Wenn der Abwärtstrend zur Gewohnheit wird: XRP und XLM im Kreuzfeuer der Unsicherheit
Heute ist der 23.06.2026 und wir werfen einen Blick auf die aktuelle Situation von Ripple (XRP) und Stellar (XLM), die beide unter einem beträchtlichen Verkaufsdruck stehen. Kein Wunder, dass die Anleger vorsichtig geworden sind – die Stimmung am Markt ist angespannt und die Unsicherheiten nehmen zu. XRP notiert aktuell bei 1,12 USD, hat sich aber in den letzten Tagen nicht über die obere Begrenzung seines fallenden Kanals hinausbewegt. Das ist schon mal ein dicker Brocken für die Investoren.
XLM, das sich in einer ähnlichen Situation befindet, hat an fünf aufeinanderfolgenden Tagen um über 15 % verloren. Es scheint, als wolle der Kurs einfach nicht zur Ruhe kommen. On-Chain- und Derivatedaten deuten auf eine sehr vorsichtige Anlegerstimmung hin, was das Risiko weiterer Verluste für beide Kryptowährungen erhöht. XRP kämpft darum, die obere Begrenzung seines fallenden Kanals zurückzuerobern, während die On-Chain-Aktivitäten schwach sind und die Derivatemetriken bärische Signale senden.
Marktsituation und technische Indikatoren
Wenn wir uns die Zahlen genauer anschauen, sieht es nicht rosig aus. Das Open Interest (OI) der XLM-Futures ist auf 2,70 Milliarden USD gefallen, was einen Rückgang der Anlegerbeteiligung signalisiert. Auch XRP hat es nicht besser, hier ist das OI auf 175 Millionen USD gefallen. Diese Werte sprechen eine klare Sprache: Der Markt ist von einem bärischen Ausblick geprägt. Das Long-to-Short-Verhältnis für XRP liegt bei 0,87, während XLM bei 0,77 notiert – das sind beides Werte, die auf eine größere Anzahl an Short-Positionen hinweisen.
Schaut man sich die Spotmärkte an, zeigt sich ein gemischtes Bild. Während XRP große Wal-Orders verzeichnet, hat XLM mit einer Überhitzung und einer dominierenden Verkaufsseite zu kämpfen. Die Spot Exchange Traded Funds (ETFs) für XRP haben am Montag immerhin einen Zufluss von 5,31 Millionen USD verzeichnet, was ein kleines Licht in der Dunkelheit ist. Aber um ehrlich zu sein, der technische Gesamteindruck bleibt defensiv.

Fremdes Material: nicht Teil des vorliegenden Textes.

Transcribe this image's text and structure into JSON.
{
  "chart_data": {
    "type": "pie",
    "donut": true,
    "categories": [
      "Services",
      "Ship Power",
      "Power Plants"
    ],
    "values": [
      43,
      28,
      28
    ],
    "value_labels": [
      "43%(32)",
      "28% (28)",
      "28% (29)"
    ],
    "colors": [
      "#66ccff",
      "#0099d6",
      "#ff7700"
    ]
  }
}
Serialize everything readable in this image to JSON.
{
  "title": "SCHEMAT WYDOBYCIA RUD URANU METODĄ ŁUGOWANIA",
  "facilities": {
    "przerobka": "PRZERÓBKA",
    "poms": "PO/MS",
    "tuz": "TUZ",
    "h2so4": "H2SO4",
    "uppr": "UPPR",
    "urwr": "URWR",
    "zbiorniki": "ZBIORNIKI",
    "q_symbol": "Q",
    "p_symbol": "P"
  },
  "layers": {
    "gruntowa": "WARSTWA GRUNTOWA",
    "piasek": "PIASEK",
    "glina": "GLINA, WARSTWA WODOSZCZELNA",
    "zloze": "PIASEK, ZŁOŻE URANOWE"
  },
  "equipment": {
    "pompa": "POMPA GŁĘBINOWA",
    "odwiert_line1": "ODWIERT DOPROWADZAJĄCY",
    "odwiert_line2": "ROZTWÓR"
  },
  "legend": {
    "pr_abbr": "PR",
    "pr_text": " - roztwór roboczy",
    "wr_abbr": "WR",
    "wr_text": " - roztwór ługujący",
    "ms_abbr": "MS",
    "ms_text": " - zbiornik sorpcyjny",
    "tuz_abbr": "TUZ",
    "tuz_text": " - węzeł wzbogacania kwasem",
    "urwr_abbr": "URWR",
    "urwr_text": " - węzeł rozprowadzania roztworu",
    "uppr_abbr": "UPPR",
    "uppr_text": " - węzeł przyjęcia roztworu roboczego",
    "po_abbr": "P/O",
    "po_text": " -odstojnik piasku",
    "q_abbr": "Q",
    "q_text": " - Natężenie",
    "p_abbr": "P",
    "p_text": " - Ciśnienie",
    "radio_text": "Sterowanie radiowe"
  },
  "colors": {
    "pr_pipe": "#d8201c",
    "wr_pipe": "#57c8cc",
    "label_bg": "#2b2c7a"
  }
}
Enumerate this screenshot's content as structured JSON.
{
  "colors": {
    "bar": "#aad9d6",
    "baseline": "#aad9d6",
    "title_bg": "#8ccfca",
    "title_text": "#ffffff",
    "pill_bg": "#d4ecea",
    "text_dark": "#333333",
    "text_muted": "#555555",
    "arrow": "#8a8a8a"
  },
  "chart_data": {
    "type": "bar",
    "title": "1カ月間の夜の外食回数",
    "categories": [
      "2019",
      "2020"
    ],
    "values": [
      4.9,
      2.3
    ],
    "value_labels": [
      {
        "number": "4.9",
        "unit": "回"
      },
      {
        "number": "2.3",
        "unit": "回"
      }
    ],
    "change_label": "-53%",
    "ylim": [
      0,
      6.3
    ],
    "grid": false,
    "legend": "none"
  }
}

Widerstände und Unterstützungen
Die technischen Indikatoren sind ebenfalls nicht gerade optimistisch. XRP liegt unter den 50-, 100- und 200-Tage-Exponential Moving Averages (EMAs) und hat den ersten Widerstand bei 1,199 USD, gefolgt von 1,248 USD (50-Tage-EMA) und 1,300 USD. XLM wiederum notiert bei 0,1994 USD, unter dem 200-Tage-EMA bei 0,2028 USD und hat Unterstützung bei 0,1926 USD (50-Tage-EMA). Es ist ein ständiger Kampf, der da ausgefochten wird.
Der RSI für XRP liegt bei 39 und der MACD ist mild positiv, aber abflachend. Bei XLM sehen wir einen RSI von 48 und einen leicht negativen MACD. Man kann nur spekulieren, was als Nächstes kommt. Die Unsicherheiten auf dem Markt sind spürbar, und die regulatorischen Anforderungen in der EU (MiCA) verschärfen sich zusätzlich, was ebenfalls Auswirkungen auf den Kryptomarkt hat.
Perspektiven und Anlegerstimmung
Die steigende Retail-Aktivität bei XLM zeigt, dass viele Kleinanleger aufspringen wollen, doch die Dominanz auf der Sell-Seite ist stark. Marktanalysten betonen, dass Ausbrüche in Phasen sinkender Beteiligung oft nicht nachhaltig sind. Es bleibt abzuwarten, wie sich die Situation entwickeln wird. Die kommenden Tage könnten entscheidend sein, um zu sehen, ob XRP und XLM sich aus diesem Abwärtstrend befreien können oder ob die Korrektur noch tiefer geht. Die Unsicherheit bleibt ein ständiger Begleiter auf dieser Reise durch die Welt der Kryptowährungen.